Tebbutt : le dernier combat de la malchanceuse Leylah


Cela en dit long sur l'esprit indomptable de Leylah Annie Fernandez, blessée, qu'il a fallu 57 minutes de plus à Martina Trevisan, après sa première balle de match dans le deuxième set, pour finalement écarter son adversaire 6-2, 6-7(3), 6-3 mardi à Roland Garros.

Fernandez, qui a été soignée pour une blessure au pied droit au début du premier set, a frappé un vainqueur pour sauver cette balle de match, a remporté le bris d'égalité éventuel 7-3, puis s'est battue avec tout ce qu'elle avait pendant près d'une heure. Enfin, Trevisan a converti sa deuxième balle de match à la fin des deux heures et vingt minutes pour conclure le quart de finale au Court Philippe-Chatrier.

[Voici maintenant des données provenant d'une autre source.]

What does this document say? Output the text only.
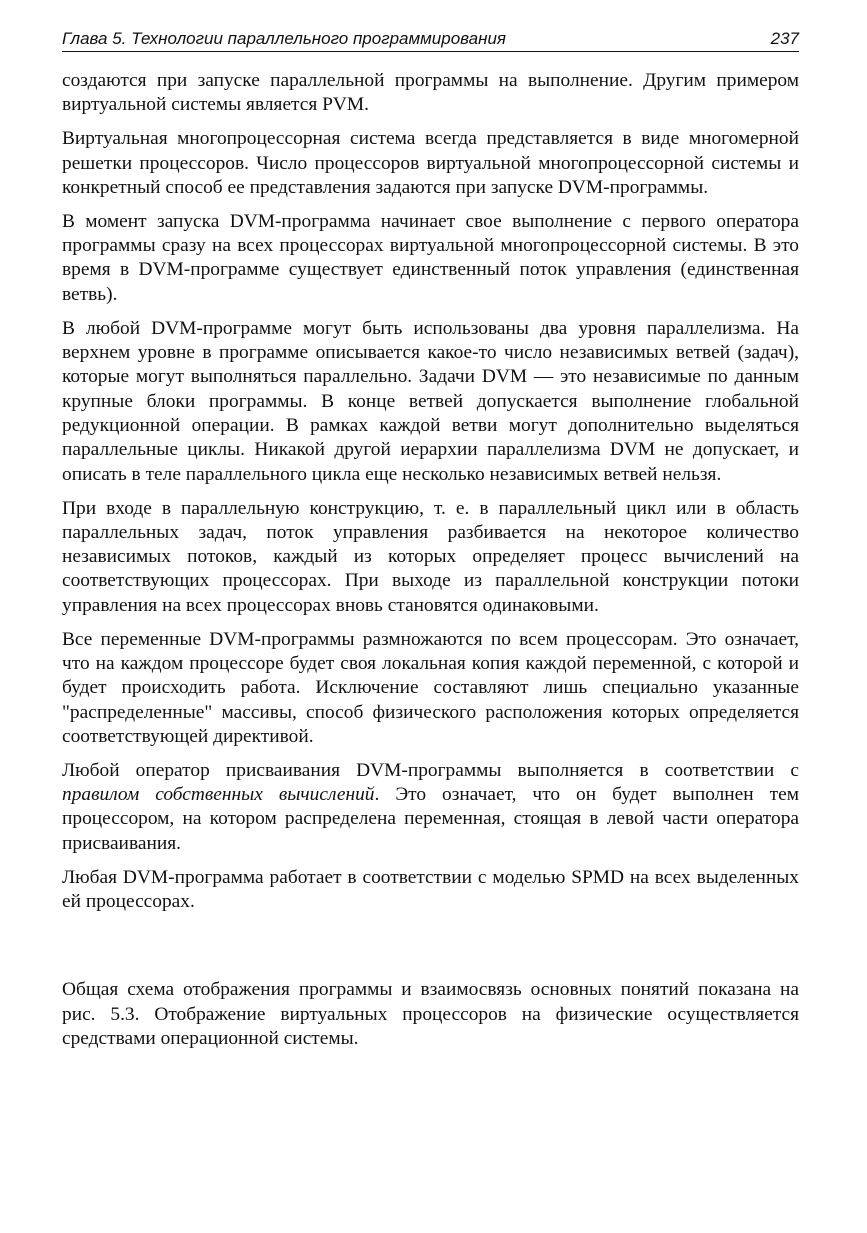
Глава 5. Технологии параллельного программирования	237

создаются при запуске параллельной программы на выполнение. Другим примером виртуальной системы является PVM.

Виртуальная многопроцессорная система всегда представляется в виде многомерной решетки процессоров. Число процессоров виртуальной многопроцессорной системы и конкретный способ ее представления задаются при запуске DVM-программы.

В момент запуска DVM-программа начинает свое выполнение с первого оператора программы сразу на всех процессорах виртуальной многопроцессорной системы. В это время в DVM-программе существует единственный поток управления (единственная ветвь).

В любой DVM-программе могут быть использованы два уровня параллелизма. На верхнем уровне в программе описывается какое-то число независимых ветвей (задач), которые могут выполняться параллельно. Задачи DVM — это независимые по данным крупные блоки программы. В конце ветвей допускается выполнение глобальной редукционной операции. В рамках каждой ветви могут дополнительно выделяться параллельные циклы. Никакой другой иерархии параллелизма DVM не допускает, и описать в теле параллельного цикла еще несколько независимых ветвей нельзя.

При входе в параллельную конструкцию, т. е. в параллельный цикл или в область параллельных задач, поток управления разбивается на некоторое количество независимых потоков, каждый из которых определяет процесс вычислений на соответствующих процессорах. При выходе из параллельной конструкции потоки управления на всех процессорах вновь становятся одинаковыми.

Все переменные DVM-программы размножаются по всем процессорам. Это означает, что на каждом процессоре будет своя локальная копия каждой переменной, с которой и будет происходить работа. Исключение составляют лишь специально указанные "распределенные" массивы, способ физического расположения которых определяется соответствующей директивой.

Любой оператор присваивания DVM-программы выполняется в соответствии с правилом собственных вычислений. Это означает, что он будет выполнен тем процессором, на котором распределена переменная, стоящая в левой части оператора присваивания.

Любая DVM-программа работает в соответствии с моделью SPMD на всех выделенных ей процессорах.

Общая схема отображения программы и взаимосвязь основных понятий показана на рис. 5.3. Отображение виртуальных процессоров на физические осуществляется средствами операционной системы.
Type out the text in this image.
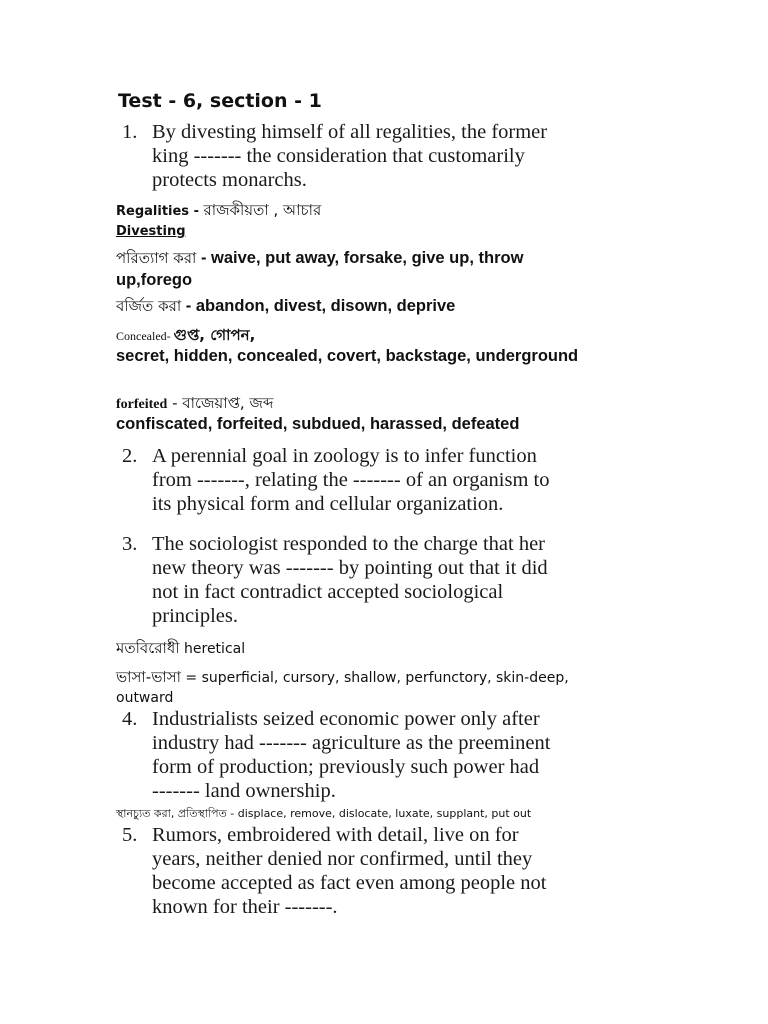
Test - 6, section - 1
1. By divesting himself of all regalities, the former
king ------- the consideration that customarily
protects monarchs.
Regalities - রাজকীয়তা , আচার
Divesting
পরিত্যাগ করা - waive, put away, forsake, give up, throw
up,forego
বর্জিত করা - abandon, divest, disown, deprive
Concealed- গুপ্ত, গোপন,
secret, hidden, concealed, covert, backstage, underground
forfeited - বাজেয়াপ্ত, জব্দ
confiscated, forfeited, subdued, harassed, defeated
2. A perennial goal in zoology is to infer function
from -------, relating the ------- of an organism to
its physical form and cellular organization.
3. The sociologist responded to the charge that her
new theory was ------- by pointing out that it did
not in fact contradict accepted sociological
principles.
মতবিরোধী heretical
ভাসা-ভাসা = superficial, cursory, shallow, perfunctory, skin-deep,
outward
4. Industrialists seized economic power only after
industry had ------- agriculture as the preeminent
form of production; previously such power had
------- land ownership.
স্থানচ্যুত করা, প্রতিস্থাপিত - displace, remove, dislocate, luxate, supplant, put out
5. Rumors, embroidered with detail, live on for
years, neither denied nor confirmed, until they
become accepted as fact even among people not
known for their -------.
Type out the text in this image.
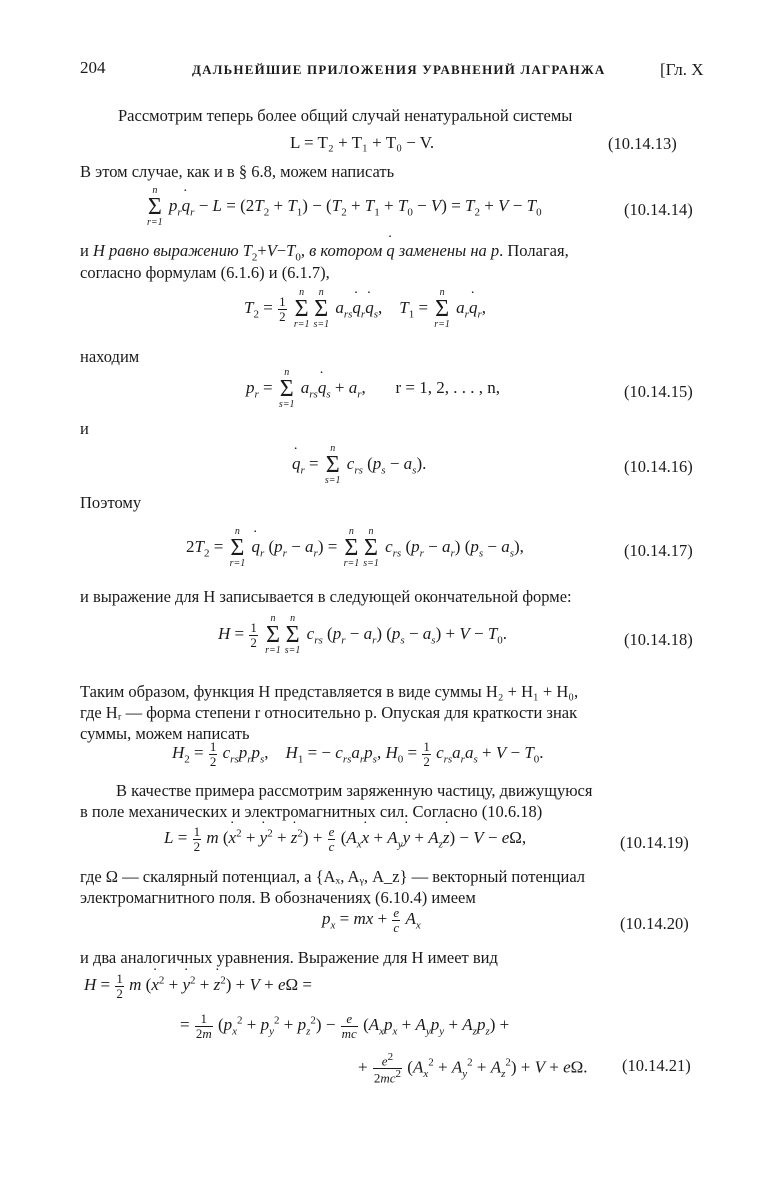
204	ДАЛЬНЕЙШИЕ ПРИЛОЖЕНИЯ УРАВНЕНИЙ ЛАГРАНЖА	[Гл. X
Рассмотрим теперь более общий случай ненатуральной системы
L = T₂ + T₁ + T₀ − V.	(10.14.13)
В этом случае, как и в § 6.8, можем написать
n
Σ
r=1
$p_r˙$ $q_r - L = (2T_2 + T_1) - (T_2 + T_1 + T_0 - V) = T_2 + V - T_0$	(10.14.14)
и H равно выражению $T_2+V-T_0$, в котором ˙ q заменены на p. Полагая,
согласно формулам (6.1.6) и (6.1.7),
$T_2 = \frac{1}{2}$

n
Σ
r=1
n
Σ
s=1
$a_{rs}˙$ $q_r˙$ $q_s$,    $T_1$ =
n
Σ
r=1
$a_r˙$ $q_r$,
находим
$p_r$ =
n
Σ
s=1
$a_{rs}˙$ $q_s + a_r$,       r = 1, 2, . . . , n,	(10.14.15)
и
˙ $q_r$ =
n
Σ
s=1
$c_{rs}$ $(p_s - a_s)$.	(10.14.16)
Поэтому
$2T_2$ =
n
Σ
r=1
˙ $q_r$ $(p_r - a_r)$ =
n
Σ
r=1
n
Σ
s=1
$c_{rs}$ $(p_r - a_r) (p_s - a_s)$,	(10.14.17)
и выражение для H записывается в следующей окончательной форме:
$H = \frac{1}{2}$

n
Σ
r=1
n
Σ
s=1
$c_{rs}$ $(p_r - a_r) (p_s - a_s) + V - T_0$.	(10.14.18)
Таким образом, функция H представляется в виде суммы H₂ + H₁ + H₀,
где Hᵣ — форма степени r относительно p. Опуская для краткости знак
суммы, можем написать
$H_2 = \frac{1}{2} c_{rs}p_rp_s$,    $H_1$ = − $c_{rs}a_rp_s$, $H_0 = \frac{1}{2} c_{rs}a_ra_s + V - T_0$.
В качестве примера рассмотрим заряженную частицу, движущуюся
в поле механических и электромагнитных сил. Согласно (10.6.18)
$L = \frac{1}{2}$ m (˙ $x^2$ + ˙ $y^2$ + ˙ $z^2) + \frac{e}{c}$ ($A_x˙$ $x + A_y˙$ $y + A_z˙$ z) − V − eΩ,	(10.14.19)
где Ω — скалярный потенциал, а {Aₓ, Aᵧ, A_z} — векторный потенциал
электромагнитного поля. В обозначениях (6.10.4) имеем
$p_x$ = m˙ $x + \frac{e}{c} A_x$	(10.14.20)
и два аналогичных уравнения. Выражение для H имеет вид
$H = \frac{1}{2}$ m (˙ $x^2$ + ˙ $y^2$ + ˙ $z^2) + V + e\Omega$ =
= $\frac{1}{2m} (p_x^2 + p_y^2 + p_z^2) - \frac{e}{mc} (A_xp_x + A_yp_y + A_zp_z)$ +
+ $\frac{e^2}{2mc^2} (A_x^2 + A_y^2 + A_z^2) + V + e\Omega$. (10.14.21)
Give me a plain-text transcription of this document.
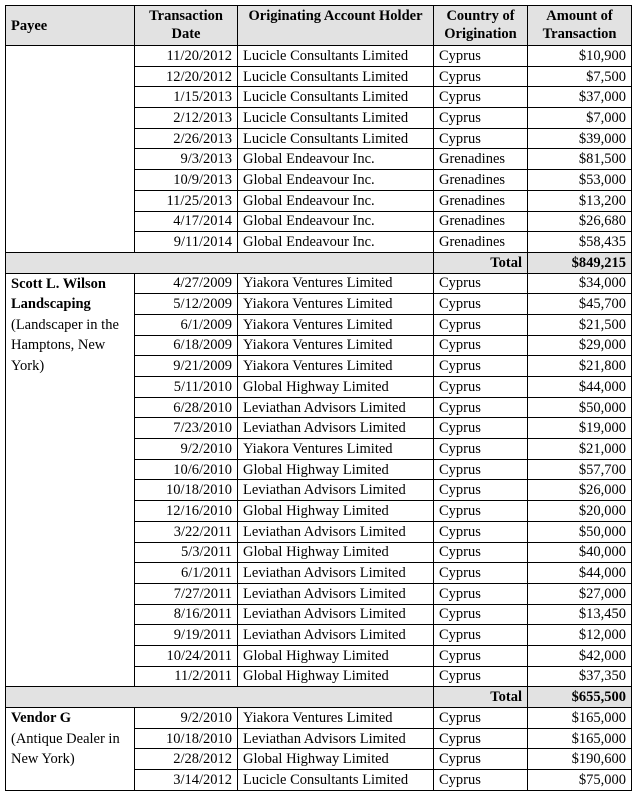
Payee	Transaction Date	Originating Account Holder	Country of Origination	Amount of Transaction

	11/20/2012	Lucicle Consultants Limited	Cyprus	$10,900
	12/20/2012	Lucicle Consultants Limited	Cyprus	$7,500
	1/15/2013	Lucicle Consultants Limited	Cyprus	$37,000
	2/12/2013	Lucicle Consultants Limited	Cyprus	$7,000
	2/26/2013	Lucicle Consultants Limited	Cyprus	$39,000
	9/3/2013	Global Endeavour Inc.	Grenadines	$81,500
	10/9/2013	Global Endeavour Inc.	Grenadines	$53,000
	11/25/2013	Global Endeavour Inc.	Grenadines	$13,200
	4/17/2014	Global Endeavour Inc.	Grenadines	$26,680
	9/11/2014	Global Endeavour Inc.	Grenadines	$58,435
			Total	$849,215

Scott L. Wilson Landscaping
(Landscaper in the Hamptons, New York)	4/27/2009	Yiakora Ventures Limited	Cyprus	$34,000
	5/12/2009	Yiakora Ventures Limited	Cyprus	$45,700
	6/1/2009	Yiakora Ventures Limited	Cyprus	$21,500
	6/18/2009	Yiakora Ventures Limited	Cyprus	$29,000
	9/21/2009	Yiakora Ventures Limited	Cyprus	$21,800
	5/11/2010	Global Highway Limited	Cyprus	$44,000
	6/28/2010	Leviathan Advisors Limited	Cyprus	$50,000
	7/23/2010	Leviathan Advisors Limited	Cyprus	$19,000
	9/2/2010	Yiakora Ventures Limited	Cyprus	$21,000
	10/6/2010	Global Highway Limited	Cyprus	$57,700
	10/18/2010	Leviathan Advisors Limited	Cyprus	$26,000
	12/16/2010	Global Highway Limited	Cyprus	$20,000
	3/22/2011	Leviathan Advisors Limited	Cyprus	$50,000
	5/3/2011	Global Highway Limited	Cyprus	$40,000
	6/1/2011	Leviathan Advisors Limited	Cyprus	$44,000
	7/27/2011	Leviathan Advisors Limited	Cyprus	$27,000
	8/16/2011	Leviathan Advisors Limited	Cyprus	$13,450
	9/19/2011	Leviathan Advisors Limited	Cyprus	$12,000
	10/24/2011	Global Highway Limited	Cyprus	$42,000
	11/2/2011	Global Highway Limited	Cyprus	$37,350
			Total	$655,500

Vendor G
(Antique Dealer in New York)	9/2/2010	Yiakora Ventures Limited	Cyprus	$165,000
	10/18/2010	Leviathan Advisors Limited	Cyprus	$165,000
	2/28/2012	Global Highway Limited	Cyprus	$190,600
	3/14/2012	Lucicle Consultants Limited	Cyprus	$75,000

Le drame a commencé par un arrêt médical lorsqu'un entraîneur a ajouté un bandage sur une zone près de ses orteils alors qu'elle traînait 3-2 dans ce premier set. Cela s'est intensifié quelques instants plus tard lorsque son père / entraîneur, Jorge, a fait un geste de «couper la gorge» depuis son siège au bord du terrain, indiquant qu'elle devait s'arrêter.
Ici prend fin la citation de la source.